A Data Science and Machine Learning project focused on analyzing higher education metrics to support strategic decision-making.
The Board of Directors of a higher education institution ("Volis") requested a comprehensive analysis of a dataset containing information from various institutions. The primary goal is to identify patterns and trends that influence academic success, financial sustainability, and institutional profiles.
This project leverages Exploratory Data Analysis (EDA), Feature Engineering, and Machine Learning algorithms to extract actionable insights and predict institutional types (Private vs. Public).
| Author | Ricardo Daniel Teixeira Gonçalves |
|---|---|
| Date | March 2026 |
- Exploratory Data Analysis (EDA): Identify and resolve data quality issues, including missing values, logical inconsistencies, and extreme outliers.
- Correlation & Trend Analysis: Discover significant relationships between institutional variables, with a special focus on graduation rates and application volumes.
- Feature Engineering: Create derived metrics (e.g., Acceptance Rate, Enrollment Rate) to prevent extreme multicollinearity and enhance predictive power.
- Predictive Modeling: Develop and evaluate a supervised Machine Learning model to classify institutions (Private vs. Public) to support strategic benchmarking.
| Category | Tools/Libraries |
|---|---|
| Language | Python 3.x |
| Data Processing & EDA | pandas, numpy, matplotlib, seaborn |
| Machine Learning | scikit-learn (Logistic Regression, Random Forest) |
- Data Cleaning & Integrity: IQR-based outlier detection, domain-constraint validation, and strict median imputation applied post train-test split to prevent data leakage.
- Feature Transformation: Logarithmic transformation (
log1p) for skewed variables andStandardScalerfor normalization. - Modeling Strategies:
- Logistic Regression (Baseline)
- Logistic Regression with
class_weight='balanced'(for imbalanced data) - Random Forest Classifier (Final selected model)
- Evaluation Metrics: Accuracy, Precision, Recall, F1-Score, and Classification Reports.
| Insight | Description |
|---|---|
| Graduation Rate Drivers | Out-of-state tuition fees showed a strong positive correlation with graduation rates ( |
| Application Volume | The structural distinction between Public and Private institutions proved to be the strongest predictor of application volumes, overshadowing traditional academic prestige metrics. |
Task: Classify institutions as Private (1) or Public (0).

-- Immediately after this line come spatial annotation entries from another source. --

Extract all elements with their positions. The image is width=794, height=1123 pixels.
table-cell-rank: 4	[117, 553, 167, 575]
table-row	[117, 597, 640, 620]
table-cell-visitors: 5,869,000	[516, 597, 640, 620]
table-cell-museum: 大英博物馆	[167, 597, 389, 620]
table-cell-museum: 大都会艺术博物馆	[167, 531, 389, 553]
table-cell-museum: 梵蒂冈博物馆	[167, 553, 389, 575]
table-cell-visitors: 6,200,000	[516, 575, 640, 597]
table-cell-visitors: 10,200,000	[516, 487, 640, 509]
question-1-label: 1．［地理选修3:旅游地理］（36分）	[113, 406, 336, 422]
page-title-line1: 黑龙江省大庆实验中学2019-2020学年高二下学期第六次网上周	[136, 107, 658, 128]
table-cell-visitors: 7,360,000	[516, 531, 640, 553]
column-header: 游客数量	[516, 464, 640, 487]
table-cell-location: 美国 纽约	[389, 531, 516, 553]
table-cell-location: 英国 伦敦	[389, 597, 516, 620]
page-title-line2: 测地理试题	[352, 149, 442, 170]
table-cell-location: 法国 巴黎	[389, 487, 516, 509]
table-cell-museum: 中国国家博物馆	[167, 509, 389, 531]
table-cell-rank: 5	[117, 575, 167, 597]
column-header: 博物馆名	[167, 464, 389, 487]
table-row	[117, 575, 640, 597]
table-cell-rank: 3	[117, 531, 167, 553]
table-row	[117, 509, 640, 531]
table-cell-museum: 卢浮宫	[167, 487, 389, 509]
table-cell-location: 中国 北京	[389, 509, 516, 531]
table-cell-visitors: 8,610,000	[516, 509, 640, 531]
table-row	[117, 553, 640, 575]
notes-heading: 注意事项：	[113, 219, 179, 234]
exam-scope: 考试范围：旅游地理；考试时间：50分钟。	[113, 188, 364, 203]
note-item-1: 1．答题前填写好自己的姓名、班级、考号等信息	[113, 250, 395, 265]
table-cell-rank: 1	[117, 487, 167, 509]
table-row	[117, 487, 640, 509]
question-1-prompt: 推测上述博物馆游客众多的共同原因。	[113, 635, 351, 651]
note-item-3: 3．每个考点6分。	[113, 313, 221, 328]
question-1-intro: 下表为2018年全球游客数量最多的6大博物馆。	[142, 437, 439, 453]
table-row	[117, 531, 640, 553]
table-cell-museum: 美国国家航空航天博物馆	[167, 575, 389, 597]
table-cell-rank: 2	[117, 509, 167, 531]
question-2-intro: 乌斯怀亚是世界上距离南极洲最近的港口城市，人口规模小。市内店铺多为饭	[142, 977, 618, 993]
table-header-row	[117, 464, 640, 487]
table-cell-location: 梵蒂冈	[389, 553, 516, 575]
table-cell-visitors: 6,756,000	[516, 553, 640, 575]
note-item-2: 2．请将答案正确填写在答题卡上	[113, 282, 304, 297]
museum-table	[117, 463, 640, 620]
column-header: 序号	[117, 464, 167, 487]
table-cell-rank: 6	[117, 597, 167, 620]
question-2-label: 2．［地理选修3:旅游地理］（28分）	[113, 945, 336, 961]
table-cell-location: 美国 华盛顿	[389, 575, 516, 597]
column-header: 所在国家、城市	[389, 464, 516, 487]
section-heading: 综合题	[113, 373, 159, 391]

Challenge: Class imbalance (280 Public vs. 637 Private).
Test Set: 276 unseen observations.
| Metric | Logistic Regression (Balanced) | Random Forest Classifier |
|---|---|---|
| Accuracy | 0.8370 | 0.8400 |
| Precision | 0.9298 | 0.9200 |
| Recall | 0.8281 | 0.8400 |
| F1-Score | 0.8760 | 0.8800 |
Conclusion: The Random Forest Classifier was selected as the primary model. Based on the F1-Score and balanced Recall, the Random Forest ensemble effectively captured non-linear relationships, achieving a highly reliable distinction between institutional types without a heavy bias toward the Private majority class.
To reproduce this analysis locally:
git clone https://github.com/rdtg94/volis-case-study.git
cd volis-case-study-fcup(It is highly recommended to use a virtual environment)
python -m venv venv
source venv/bin/activate # On Windows: venv\Scripts\activate
pip install pandas numpy scikit-learn matplotlib seaborn jupyterRun the notebook in a Jupyter environment:
jupyter notebook volis_case_study_Ricardo_Goncalves.ipynbvolis-case-study/
├── volis_case_study_Ricardo_Goncalves.ipynb # Main analysis notebook
├── volis_dataset.csv # Raw dataset
├── README.md # This file
The technical development of this project was grounded in standard industry literature:
- Géron, A. (2019). Hands-On Machine Learning with Scikit-Learn, Keras, and TensorFlow (2nd Ed.). O'Reilly Media.
- Zheng, A., & Casari, A. (2018). Feature Engineering for Machine Learning: Principles and Techniques for Data Scientists. O'Reilly Media.
- Tukey, J. W. (1977). Exploratory Data Analysis. Addison-Wesley.
- Scikit-Learn Developers. (2024). User Guide: 1.11. Ensemble methods (Random Forests). https://scikit-learn.org/stable/modules/ensemble.html#random-forests
- Data Leakage Prevention: All imputation and scaling operations were fitted exclusively on the training set and then applied to the test set.
- Class Imbalance Handling: The
class_weight='balanced'parameter was used in Logistic Regression to mitigate bias toward the majority class. - Reproducibility: Random states were fixed (
random_state=42) across all stochastic operations to ensure consistent results.